You have to experiment a little with the settings for lasering the veneer, unfortunately there are no precise presets because every wood cuts differently. Eucalyptus veneer, for example, can hardly be lasered and chars enormously. To start with, I recommend fine-pored woods such as pear, apple, plum, birch, maple or beech for lasering, because the lasered parts are more stable in themselves. Filigree, lasered veneer parts made of ash, oak, chestnut or robinia break very easily during further processing at the points weakened by the coarse pores. You can stick everything back in place, but it's annoying when it comes to processing.

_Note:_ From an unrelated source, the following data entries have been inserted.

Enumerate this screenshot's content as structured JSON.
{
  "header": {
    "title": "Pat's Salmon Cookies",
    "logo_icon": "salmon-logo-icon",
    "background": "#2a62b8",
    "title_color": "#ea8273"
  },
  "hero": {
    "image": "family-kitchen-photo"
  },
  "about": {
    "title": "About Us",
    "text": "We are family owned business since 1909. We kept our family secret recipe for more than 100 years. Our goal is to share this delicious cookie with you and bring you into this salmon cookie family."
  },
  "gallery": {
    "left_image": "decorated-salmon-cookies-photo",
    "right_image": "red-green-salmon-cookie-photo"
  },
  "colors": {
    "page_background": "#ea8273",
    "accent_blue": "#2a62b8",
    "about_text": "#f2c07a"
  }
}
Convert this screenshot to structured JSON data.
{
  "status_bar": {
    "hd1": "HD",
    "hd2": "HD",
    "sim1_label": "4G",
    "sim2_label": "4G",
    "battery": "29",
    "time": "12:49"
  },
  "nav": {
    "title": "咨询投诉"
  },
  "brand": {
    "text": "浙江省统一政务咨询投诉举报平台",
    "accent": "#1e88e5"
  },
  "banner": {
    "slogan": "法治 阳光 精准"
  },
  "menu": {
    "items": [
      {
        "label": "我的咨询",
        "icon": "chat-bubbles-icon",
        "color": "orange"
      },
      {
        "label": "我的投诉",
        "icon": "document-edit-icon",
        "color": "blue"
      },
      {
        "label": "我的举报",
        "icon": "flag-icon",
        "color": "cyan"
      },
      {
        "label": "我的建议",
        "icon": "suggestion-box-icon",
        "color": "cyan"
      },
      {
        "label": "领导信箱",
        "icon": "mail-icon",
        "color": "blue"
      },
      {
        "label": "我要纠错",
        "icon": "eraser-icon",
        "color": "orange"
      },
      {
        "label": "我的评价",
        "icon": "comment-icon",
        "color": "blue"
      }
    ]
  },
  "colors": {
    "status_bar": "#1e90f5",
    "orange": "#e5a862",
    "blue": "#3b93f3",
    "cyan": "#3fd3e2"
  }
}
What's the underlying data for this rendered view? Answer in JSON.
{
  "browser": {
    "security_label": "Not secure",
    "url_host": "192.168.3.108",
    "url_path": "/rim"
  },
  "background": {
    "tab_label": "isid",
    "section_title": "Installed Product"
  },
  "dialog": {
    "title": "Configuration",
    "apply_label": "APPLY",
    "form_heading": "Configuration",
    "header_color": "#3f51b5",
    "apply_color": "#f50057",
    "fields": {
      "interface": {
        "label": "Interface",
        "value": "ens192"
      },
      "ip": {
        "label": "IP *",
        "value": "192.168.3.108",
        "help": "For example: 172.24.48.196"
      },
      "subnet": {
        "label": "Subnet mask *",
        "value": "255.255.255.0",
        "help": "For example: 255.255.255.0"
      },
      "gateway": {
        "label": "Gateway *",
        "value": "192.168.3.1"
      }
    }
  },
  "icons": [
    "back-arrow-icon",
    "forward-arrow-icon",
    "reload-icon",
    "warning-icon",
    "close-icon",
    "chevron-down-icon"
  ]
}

And if, like me, you laser a lot of veneer, you should give your laser head a little love sometimes and disassemble and clean it in good time.
Is there anything else that needs to be considered?
It is important when veneering that you veneer both the front and the back of your workpiece. Even if you may not see the back at all, because otherwise the plate can deform significantly. You also have to pay attention to the direction of growth of the wood and make sure that all parts that you then want to glue together have the same orientation.
Speaking of gluing. This works best by fixing the individual parts with adhesive tape. The adhesive tape can then be removed after gluing. From my own tiresome experience, I advise you to test how well the respective adhesive tape detaches from the wood beforehand. Otherwise, you sit there for hours and rub off the adhesive residue from your work.
You can glue the resulting "puzzle" with normal white glue, which you spread as thinly as possible on the carrier board.
And can this also be implemented without a carpentry workshop?
Of course, I had a professional veneer press available for gluing my veneers, but up to a certain size this can also be done relatively easily with screw clamps. So put a coated plate on top and bottom of the workpiece to distribute the pressure of the screw clamps evenly and apply as many clamps as possible with as much pressure as possible.
Now we've talked a lot about veneer, but not at all about the furniture as a whole! How did you come up with the idea?
To be honest, the idea of the veneer work came first, and then I came up with the surrounding furniture. It was clear to me that I wanted to have as much space as possible to let off steam with Mr Beam. And that's where the door fronts came in handy.
I was told from all sides that you have to be careful with patterns because you quickly get tired of them, so I decided on sliding doors that can be used on both sides. One side with a flat pattern, the other side plain. The doors are designed in such a way that they can be lifted upwards and then rotated around their own axis and reinstalled the other way round. I made three doors in total. So when I'm tired of a pattern, I can vary or turn both doors to the plain side and then have a very calm, classic piece of furniture.
The 50s and 60s were the inspiration for the design of the sideboard. And of course with feet! I think beautiful furniture needs feet. I don't like free-hanging, wall-mounted stuff. I make an exception for shelves and kitchen cabinets. ;)
What else could you do with Veneer and Mr. Beam?
As already indicated, large areas are a problem in the hobby sector. I can well imagine, for example, nameplates or doorplates, jewellery, game boards or parts for board games, wall decorations, caskets, etc. There are few limits to the imagination. It is also really nice to set lines on the wood that do not cut through completely, but only mark. This way you can easily set extra contours or internal drawings within the individual parts without the subsequent handicrafts becoming more complex.
You don't always have to produce flat surfaces. For example, you could also take a base made of light-coloured wood and then glue on accents made of darker veneer, which then protrude slightly plastically. That would be conceivable, for example, in the jewellery sector. (If the parts are small enough, then my advice about always having to veneer the front and back can be neglected.)
You can also shade the lasered pieces, so to speak, by heating sand in a pan and sticking the pieces in the sand with tweezers and waiting briefly. Placed correctly and removed in good time, this results in an almost three-dimensional effect.
I'm really excited to see if some veneer work will appear under #madewithmrbeam in the near future!